Energy burden is defined as the portion of a family’s income that is spent on energy bills, which is further impacted by home ownership status, race, and ethnicity. Although white households use more energy overall, African American and Latinx families often live in less efficient homes and therefore consume more energy per square foot. Energy burden has a significant impact on a family’s health and well-being due to the choices that come between paying the energy bill or getting other necessities. It also disproportionately impacts renters, who have interest in implementing more energy efficient measures, but are not able to because landlords don’t invest in making their buildings more efficient.
Following the Midwest Energy Solutions Conference, I spoke with Quinn Parker, Founder and CEO of Encolor, to learn more about her perspective of how energy equity can be achieved in the utility industry.
Encolor is a strategic consulting firm that serves as a partner to utilities to help design and develop strategies for programs that make equity at the forefront.
So, this brings me back to the question of what does equity look like?
When I asked Quinn what strategy should be more widely utilized to achieve energy equity, she said “I don’t know if there’s one key strategy to deploy, but we need to ask what equity looks like and use that definition as a framework to assess programs through an equity lens.” She emphasized the importance of asking this question to not only evaluate equity in existing programs, but also from the very beginning of the program design stage to ensure equity is present throughout the entire process. She works with utilities to complete equity assessments so there is a clearer vision of where change can be made to guarantee efficiency programs are there to support and benefit everyone.
One of the biggest challenges Quinn sees with addressing energy equity is that the question of what equity looks like is not asked due to the fear of knowing inequity exists.
This is a barrier that is essential to look past, because if inequity is not acknowledged, change will not follow. Another challenge she sees is with the general framework of how DSM programs are designed. “Programs are designed to achieve the most savings in the most cost-effective way. As a result, they often target more affluent communities who have the means to implement efficiency measures.” Were programs designed to be equitable in the first place if they only target a portion of a community’s population?
The approach for addressing energy affordability needs to be different depending on the community that’s being targeted.
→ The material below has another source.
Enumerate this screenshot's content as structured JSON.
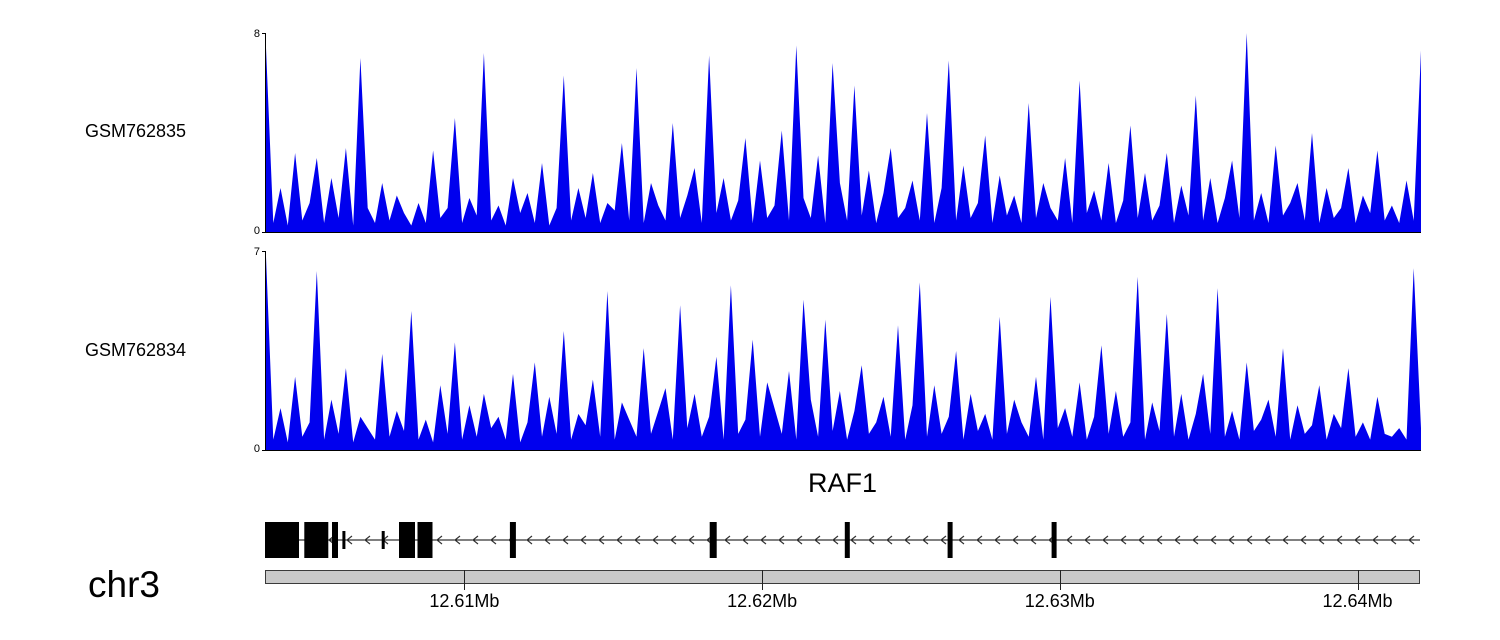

Quinn believes it’s important to talk about the rural vs. metro divide because “there could be philosophical difference in how urban and rural communities address energy efficiency.” Despite different program approaches and offerings, community building is an essential aspect to addressing energy equity no matter what the location is. In rural settings, it’s important to have someone in the community who understands the challenges of living a rural lifestyle to help influence the community in their efficiency efforts. It’s also necessary to build a workforce of local contractors because they know the community best and can be trusted.
Now, how can we measure progress and success when working to achieve energy equity? Quinn says the answer is data. We are a #datadriven industry, so it only makes sense that we need to get comfortable with collecting more qualitative data around energy equity. Conversations need to be had with the people who are the most impacted with energy burden and are in the most need of savings that come with program participation.
Quinn also discussed how the conversation needs to be reframed to use words that are meaningful to low-income communities. She explained, “words like decarbonization, sustainability, and efficiency often don’t mean much when a family is struggling to pay their energy bills in the first place.” The conversation should focus on how these families can save money instead of how they can help climate change.
Quinn highlighted the importance of focusing on how programs can be designed to meet people where they are currently at. “We need to understand a community’s most pressing energy usage needs and design programs they want to implement to solve these problems. We need to look at how to best incorporate those who are the least engaged.”
We need to change a programs approach for homeowner’s vs renters and metro vs rural areas. But no matter where you are, involving the community is a necessary first step to implementing more equitable programs for everyone.